Gov. Roy Cooper’s state of emergency suspends motor vehicle fuel regulations “to ensure adequate fuel supply supplies throughout the state,” according to a news release from his office.
The Colonial Pipeline, which was shut down Friday by a ransomware attack, is a primary fuel pipeline for North Carolina.
“The hackers who breached Colonial Pipeline’s systems have made it harder for hardworking North Carolinians to go about their lives, but I will not allow businesses to take advantage of this incident to charge excessive prices,” said Attorney General Josh Stein. “North Carolina’s price gouging law is in effect – please let my office know if businesses or people might be trying to profit off this situation so we can hold them accountable.”
The price gouging law prevents businesses from charging unreasonable prices for goods or services to profit from a state of emergency.
“In some cases, businesses and industries that are heavily impacted by the incident causing the state of emergency have a reasonable need to increase prices in order to resupply, but they should disclose these increases and allow people to make informed purchasing decisions,” Stein’s office said in a release.

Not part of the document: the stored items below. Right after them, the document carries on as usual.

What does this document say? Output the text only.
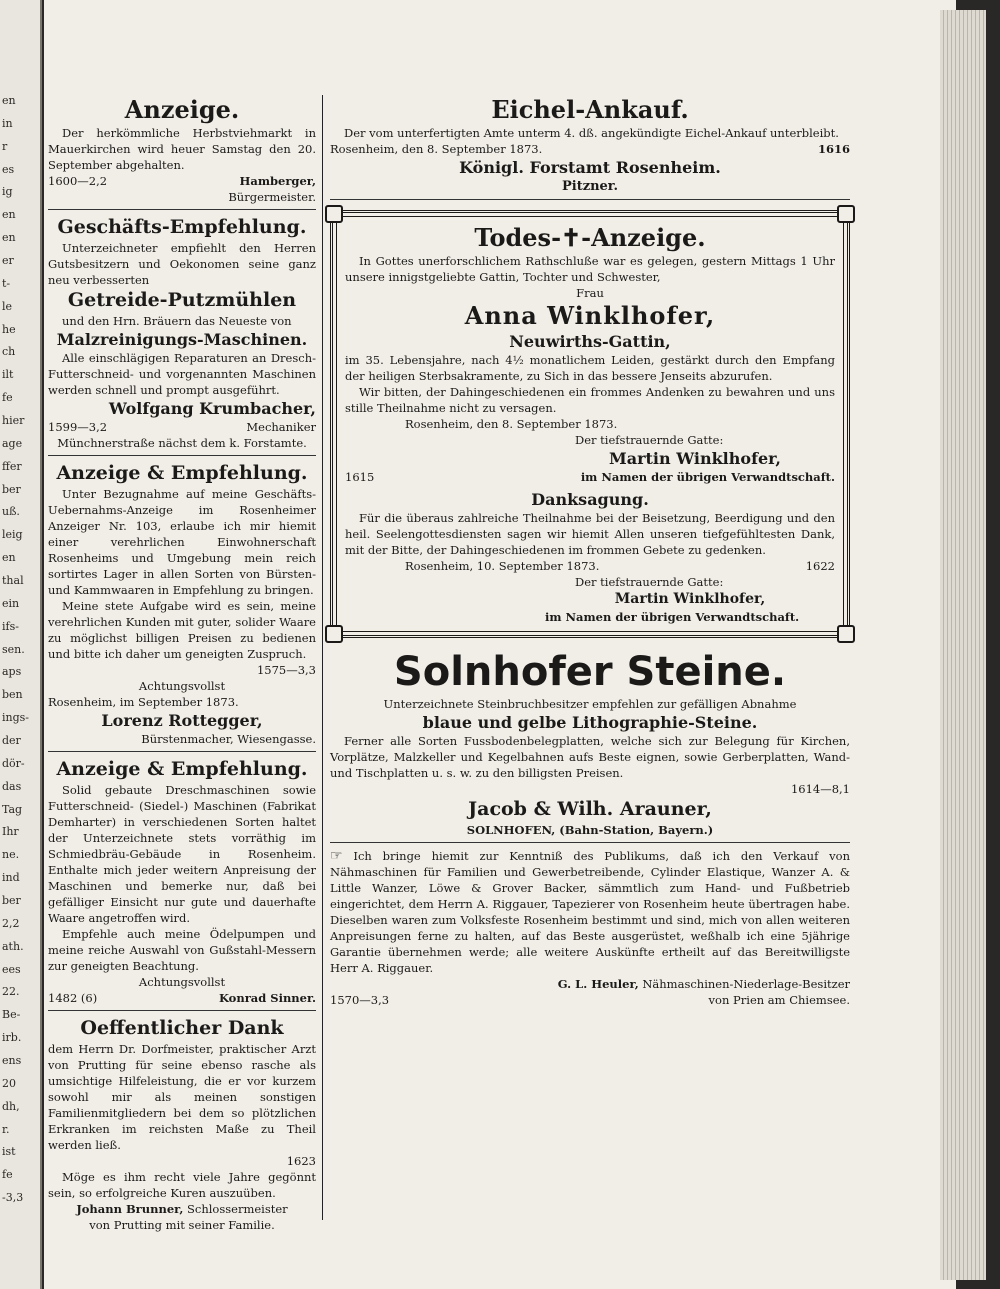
en
in
r
es
ig
en
en
er
t-
le
he
ch
ilt
fe
hier
age
ffer
ber
uß.
leig
en
thal
ein
ifs-
sen.
aps
ben
ings-
der
dör-
das
Tag
Ihr
ne.
ind
ber
2,2
ath.
ees
22.
Be-
irb.
ens
20
dh,
r.
ist
fe
-3,3
Anzeige.
Der herkömmliche Herbstviehmarkt in Mauerkirchen wird heuer Samstag den 20. September abgehalten.
1600—2,2	Hamberger,
Bürgermeister.
Geschäfts-Empfehlung.
Unterzeichneter empfiehlt den Herren Gutsbesitzern und Oekonomen seine ganz neu verbesserten
Getreide-Putzmühlen
und den Hrn. Bräuern das Neueste von
Malzreinigungs-Maschinen.
Alle einschlägigen Reparaturen an Dresch-Futterschneid- und vorgenannten Maschinen werden schnell und prompt ausgeführt.
Wolfgang Krumbacher,
1599—3,2	Mechaniker
Münchnerstraße nächst dem k. Forstamte.
Anzeige & Empfehlung.
Unter Bezugnahme auf meine Geschäfts-Uebernahms-Anzeige im Rosenheimer Anzeiger Nr. 103, erlaube ich mir hiemit einer verehrlichen Einwohnerschaft Rosenheims und Umgebung mein reich sortirtes Lager in allen Sorten von Bürsten- und Kammwaaren in Empfehlung zu bringen.
Meine stete Aufgabe wird es sein, meine verehrlichen Kunden mit guter, solider Waare zu möglichst billigen Preisen zu bedienen und bitte ich daher um geneigten Zuspruch.
1575—3,3
Achtungsvollst
Rosenheim, im September 1873.
Lorenz Rottegger,
Bürstenmacher, Wiesengasse.
Anzeige & Empfehlung.
Solid gebaute Dreschmaschinen sowie Futterschneid- (Siedel-) Maschinen (Fabrikat Demharter) in verschiedenen Sorten haltet der Unterzeichnete stets vorräthig im Schmiedbräu-Gebäude in Rosenheim. Enthalte mich jeder weitern Anpreisung der Maschinen und bemerke nur, daß bei gefälliger Einsicht nur gute und dauerhafte Waare angetroffen wird.
Empfehle auch meine Ödelpumpen und meine reiche Auswahl von Gußstahl-Messern zur geneigten Beachtung.
Achtungsvollst
1482 (6)	Konrad Sinner.
Oeffentlicher Dank
dem Herrn Dr. Dorfmeister, praktischer Arzt von Prutting für seine ebenso rasche als umsichtige Hilfeleistung, die er vor kurzem sowohl mir als meinen sonstigen Familienmitgliedern bei dem so plötzlichen Erkranken im reichsten Maße zu Theil werden ließ.
1623
Möge es ihm recht viele Jahre gegönnt sein, so erfolgreiche Kuren auszuüben.
Johann Brunner, Schlossermeister
von Prutting mit seiner Familie.
Eichel-Ankauf.
Der vom unterfertigten Amte unterm 4. dß. angekündigte Eichel-Ankauf unterbleibt.
Rosenheim, den 8. September 1873.	1616
Königl. Forstamt Rosenheim.
Pitzner.
Todes-✝-Anzeige.
In Gottes unerforschlichem Rathschluße war es gelegen, gestern Mittags 1 Uhr unsere innigstgeliebte Gattin, Tochter und Schwester,
Frau
Anna Winklhofer,
Neuwirths-Gattin,
im 35. Lebensjahre, nach 4½ monatlichem Leiden, gestärkt durch den Empfang der heiligen Sterbsakramente, zu Sich in das bessere Jenseits abzurufen.
Wir bitten, der Dahingeschiedenen ein frommes Andenken zu bewahren und uns stille Theilnahme nicht zu versagen.
Rosenheim, den 8. September 1873.
Der tiefstrauernde Gatte:
Martin Winklhofer,
1615	im Namen der übrigen Verwandtschaft.
Danksagung.
Für die überaus zahlreiche Theilnahme bei der Beisetzung, Beerdigung und den heil. Seelengottesdiensten sagen wir hiemit Allen unseren tiefgefühltesten Dank, mit der Bitte, der Dahingeschiedenen im frommen Gebete zu gedenken.
Rosenheim, 10. September 1873.	1622
Der tiefstrauernde Gatte:
Martin Winklhofer,
im Namen der übrigen Verwandtschaft.
Solnhofer Steine.
Unterzeichnete Steinbruchbesitzer empfehlen zur gefälligen Abnahme
blaue und gelbe Lithographie-Steine.
Ferner alle Sorten Fussbodenbelegplatten, welche sich zur Belegung für Kirchen, Vorplätze, Malzkeller und Kegelbahnen aufs Beste eignen, sowie Gerberplatten, Wand- und Tischplatten u. s. w. zu den billigsten Preisen.
1614—8,1
Jacob & Wilh. Arauner,
SOLNHOFEN, (Bahn-Station, Bayern.)
☞ Ich bringe hiemit zur Kenntniß des Publikums, daß ich den Verkauf von Nähmaschinen für Familien und Gewerbetreibende, Cylinder Elastique, Wanzer A. & Little Wanzer, Löwe & Grover Backer, sämmtlich zum Hand- und Fußbetrieb eingerichtet, dem Herrn A. Riggauer, Tapezierer von Rosenheim heute übertragen habe. Dieselben waren zum Volksfeste Rosenheim bestimmt und sind, mich von allen weiteren Anpreisungen ferne zu halten, auf das Beste ausgerüstet, weßhalb ich eine 5jährige Garantie übernehmen werde; alle weitere Auskünfte ertheilt auf das Bereitwilligste Herr A. Riggauer.
G. L. Heuler, Nähmaschinen-Niederlage-Besitzer
1570—3,3	von Prien am Chiemsee.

Also Tuesday, Cooper said he spoke with U.S. Department of Energy Sec. Jennifer Granholm about the impacts of the attack on the pipeline.
“I have talked today with federal officials including Energy Secretary Jennifer Granholm and we have a full court press to get the Colonial Pipeline back up and fully operating quickly. Report price gouging and please don’t rush to top off your tanks,” Cooper said.
Please report potential price gouging by calling 1-877-5-NO-SCAM or by filing a complaint.